A self that's marked by Illyria and the runes she's decorated him with, but one that's intact and fighting fit. And since that's more than he ever expected to be when he raised his hand and volunteered to bring hell back down on his head, he's happy. He's happier still when he brushes off the remaining dried henna to find striking sienna tattoos, not the burnt black scars he couldn't help expecting from the fire of their birth. He's checking them out as well as he can without a mirror when Illyria returns. "Not bad, huh?"

In Illyria's puzzled silence he really misses Harm.

But what he has is a god holding two overstuffed hold-alls. Bags she drops before throwing him the man's dark purple shirt from the mattress. "Cover the runes."

"T-shirt's fine for me, Highness." But looking at the clammy, blood stained and torn rag, it strikes him that it is, "Possibly not all that inconspicuous."

He gets Fred's smile on Illyria's face and that warm voice saying, "Kinda not, and Cordy did buy that shirt for Groo - and I gotta wonder what happened to him - so y'all gotta know it's a good shirt and you wanna wear it."

It makes him be a good boy and put the thing on. "Time for the second half then, love?"

Her feral grin makes him hunger.

And don his coat for battle. "I've been thinking, if we can get ourselves to Rio, Willow can mojo us through to the Senior Partners and then we beat the crap out of them to get the Great Poof back." Off her look. "Ok, I know it's not exactly the plans for D-Day, but she might help us do that, and, fuck knows, we're going to need some help in getting there at least."

"I bow in supplication to no-one." She gives him a bag that has to contain half of Wes' library.

Spike remembers all too well how hard it was for him to ask for help. "Not asking you to, Highness." He'll expect her to do the impossible, but he'll never ask for miracles.

"Neither does what is mine." She is the essence of absolute, in word, in the narrowing of her eyes, and in her sweep of the flame-thrower over the blood stained T-shirt, stripped bed, and a floor and tables denuded of everything of use.

And he can't say that it's not appealing, but there's no way he's rolling over and begging. "Not yours. Been trying to give that whole thing up. Don't do me any good. My own man now."

But she's so damned sure. "You are mine. You will always be mine."

And there's fire as she throws the emptied flame-thrower onto the bed, and the siren call of heaven still staining a pale cheek. He's so damned. "Then again."

She picks up the other bag and sphinx smiles. "There are compensations?"

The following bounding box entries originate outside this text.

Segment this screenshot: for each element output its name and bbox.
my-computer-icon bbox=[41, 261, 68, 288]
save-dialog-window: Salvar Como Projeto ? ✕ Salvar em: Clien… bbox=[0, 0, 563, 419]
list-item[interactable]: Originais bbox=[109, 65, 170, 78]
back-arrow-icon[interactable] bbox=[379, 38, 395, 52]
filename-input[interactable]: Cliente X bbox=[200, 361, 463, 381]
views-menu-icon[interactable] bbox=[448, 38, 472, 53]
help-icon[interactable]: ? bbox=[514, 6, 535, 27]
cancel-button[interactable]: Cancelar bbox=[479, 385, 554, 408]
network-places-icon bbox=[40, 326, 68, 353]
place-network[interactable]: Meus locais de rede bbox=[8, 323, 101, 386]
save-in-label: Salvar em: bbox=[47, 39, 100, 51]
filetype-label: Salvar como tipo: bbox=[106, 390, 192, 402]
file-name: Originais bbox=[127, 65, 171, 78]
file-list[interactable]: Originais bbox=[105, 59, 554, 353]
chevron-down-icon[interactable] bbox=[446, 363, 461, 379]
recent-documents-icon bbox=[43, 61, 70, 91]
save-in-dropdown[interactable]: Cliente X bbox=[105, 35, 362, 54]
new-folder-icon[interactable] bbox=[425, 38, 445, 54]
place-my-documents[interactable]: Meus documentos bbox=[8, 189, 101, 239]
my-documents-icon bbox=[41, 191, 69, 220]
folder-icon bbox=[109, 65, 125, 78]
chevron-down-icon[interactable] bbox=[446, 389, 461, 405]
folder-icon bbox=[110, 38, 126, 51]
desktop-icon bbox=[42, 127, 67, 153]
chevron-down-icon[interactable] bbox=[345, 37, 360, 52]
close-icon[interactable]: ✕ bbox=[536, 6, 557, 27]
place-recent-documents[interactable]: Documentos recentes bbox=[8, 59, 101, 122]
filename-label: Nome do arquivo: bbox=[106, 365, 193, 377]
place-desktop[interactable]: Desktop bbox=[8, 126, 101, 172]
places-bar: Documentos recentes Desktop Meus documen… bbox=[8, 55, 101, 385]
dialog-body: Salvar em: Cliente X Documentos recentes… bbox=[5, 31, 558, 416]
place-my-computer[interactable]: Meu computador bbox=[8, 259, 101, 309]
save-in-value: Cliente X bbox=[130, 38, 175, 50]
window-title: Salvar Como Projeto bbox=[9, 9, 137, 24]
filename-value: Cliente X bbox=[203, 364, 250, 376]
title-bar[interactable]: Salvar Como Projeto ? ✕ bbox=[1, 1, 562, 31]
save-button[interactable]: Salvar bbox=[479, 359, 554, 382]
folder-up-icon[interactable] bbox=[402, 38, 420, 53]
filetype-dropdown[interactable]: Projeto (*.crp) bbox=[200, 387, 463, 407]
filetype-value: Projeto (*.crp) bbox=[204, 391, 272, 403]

As they stride through burning corridors he has to admit, "Oh, yeah." And he can't help remembering another time, another goddess. "Dru told me once I'd touch the face of God. Thought it was all part of her being away with the pixies. Then I thought it was the light, feeling my soul the way I did. I never thought it'd be this."

"I am... adapting." He knows her shame in having to do that all too well.

So he can't help tying to ease her passage. "And bloody well too, pet."

"You are my pet." It's the same words, but her tone is somehow almost teasing.

And he can't help slipping into a low rumble for his own dance-step. "Not a pet."

She smiles, "My companion," and takes his free hand to pull him down the stairs and into the lobby, showered with sparks all the way. But he's still damp enough to be safe, and rushing through the fire without burning helps quench the cinders of fear left over from his flash frying. He can't help grinning as they run out the front door of the hotel creaking and groaning in its death-throws.

They take a moment to look at the growing pyre. He can't help exulting that he's passed through the crucible, but he knows that it was once Fred's home and it's saving what she loved within the blaze. "You going to miss it?"

Confusion's writ large in Illyria's eyes and the echoes of grief shades the God King's voice in all her need to move forward to vengeance. "Let it burn."